Indonesia membutuhkan $285 miliar untuk meningkatkan kapasitas energi bersih dan mencapai target iklim 2030.

Indonesia harus menghilangkan hambatan regulasi termasuk persyaratan kontrak yang memberatkan untuk tenaga surya dan angin, serta menawarkan insentif yang menarik untuk menghapus citranya sebagai negara terbelakang di sektor energi terbarukan yang menguntungkan di Asia Tenggara, menurut analis energi.

“Dengan mempertimbangkan investasi besar yang diperlukan untuk [mencapai] potensi energinya, pemerintah harus berkolaborasi dengan sektor swasta, terutama dalam pendanaan proyek,” kata Mutya Yustika, seorang spesialis keuangan energi di Institute for Energy Economics and Financial Analysis (IEEFA) kepada Asian Power.

“Untuk memenuhi komitmen iklim 2030, Indonesia membutuhkan sekitar $285 miliar, dan investasi swasta akan sangat penting untuk mengisi kesenjangan investasi sebesar $146 miliar,” tambahnya.

Meskipun memiliki sumber energi terbarukan yang melimpah dan belum dimanfaatkan serta pertumbuhan ekonomi yang kuat, investasi energi terbarukan di negara dengan populasi terbesar di Asia Tenggara ini stagnan selama tujuh tahun terakhir.

Tahun lalu, Indonesia hanya menarik investasi sebesar $1,5 miliar, setara dengan tambahan kapasitas 574 megawatt (MW), kata IEEFA dalam laporan yang ditulis oleh Yustika di Juni.

Indonesia tertinggal dari negara-negara tetangga di Asia Tenggara yang telah memasang kapasitas tenaga surya dan angin yang jauh lebih signifikan. Misalnya, Vietnam memiliki kapasitas tenaga surya sebesar 13.035 MW dan pembangkit tenaga angin sebesar 6.466 MW, kata Yustika dalam laporan tersebut.
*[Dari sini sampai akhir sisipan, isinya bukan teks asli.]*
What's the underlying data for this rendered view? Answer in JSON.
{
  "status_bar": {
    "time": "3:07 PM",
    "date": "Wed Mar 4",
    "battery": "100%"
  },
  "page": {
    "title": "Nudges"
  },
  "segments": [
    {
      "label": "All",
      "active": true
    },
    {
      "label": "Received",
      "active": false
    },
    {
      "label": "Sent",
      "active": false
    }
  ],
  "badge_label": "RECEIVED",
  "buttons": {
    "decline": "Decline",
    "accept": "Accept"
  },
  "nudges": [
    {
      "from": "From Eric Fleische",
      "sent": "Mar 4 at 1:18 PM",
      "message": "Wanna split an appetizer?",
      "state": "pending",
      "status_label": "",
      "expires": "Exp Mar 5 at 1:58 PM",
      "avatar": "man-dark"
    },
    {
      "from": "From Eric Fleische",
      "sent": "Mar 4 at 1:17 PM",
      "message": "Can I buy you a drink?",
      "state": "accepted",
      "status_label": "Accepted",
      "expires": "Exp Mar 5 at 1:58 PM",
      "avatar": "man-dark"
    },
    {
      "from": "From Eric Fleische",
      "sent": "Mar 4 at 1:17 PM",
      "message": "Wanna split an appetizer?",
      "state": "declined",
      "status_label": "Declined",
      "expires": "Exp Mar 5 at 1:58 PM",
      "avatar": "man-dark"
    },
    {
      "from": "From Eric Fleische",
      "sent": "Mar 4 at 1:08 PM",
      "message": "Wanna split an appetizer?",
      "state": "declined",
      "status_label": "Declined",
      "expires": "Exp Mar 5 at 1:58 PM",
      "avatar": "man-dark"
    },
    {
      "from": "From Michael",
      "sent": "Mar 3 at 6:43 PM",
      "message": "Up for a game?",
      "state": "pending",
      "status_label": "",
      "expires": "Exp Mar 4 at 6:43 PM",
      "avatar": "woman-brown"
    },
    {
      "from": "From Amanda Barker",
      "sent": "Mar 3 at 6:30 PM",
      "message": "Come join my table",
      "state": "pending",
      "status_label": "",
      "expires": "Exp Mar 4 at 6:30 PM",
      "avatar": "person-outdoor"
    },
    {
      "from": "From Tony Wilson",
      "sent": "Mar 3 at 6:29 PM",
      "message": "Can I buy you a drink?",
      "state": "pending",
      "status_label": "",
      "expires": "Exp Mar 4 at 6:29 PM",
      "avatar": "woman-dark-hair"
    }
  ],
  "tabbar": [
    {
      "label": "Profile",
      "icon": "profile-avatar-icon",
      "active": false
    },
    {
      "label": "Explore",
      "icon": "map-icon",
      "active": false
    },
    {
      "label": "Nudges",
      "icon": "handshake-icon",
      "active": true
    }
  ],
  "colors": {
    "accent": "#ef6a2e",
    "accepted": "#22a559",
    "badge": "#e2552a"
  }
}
Sistem kemitraan wajib, batas transfer kepemilikan, skema deliver-or-pay yang tidak menguntungkan, dan batas tarif yang tidak menarik  menambah kesulitan untuk keluar dari energi terbarukan (RE). Persyaratan konten lokal yang ketat, kurangnya insentif kredit karbon, dan prosedur pengadaan yang rumit turut meningkatkan biaya dan menghalangi investasi swasta.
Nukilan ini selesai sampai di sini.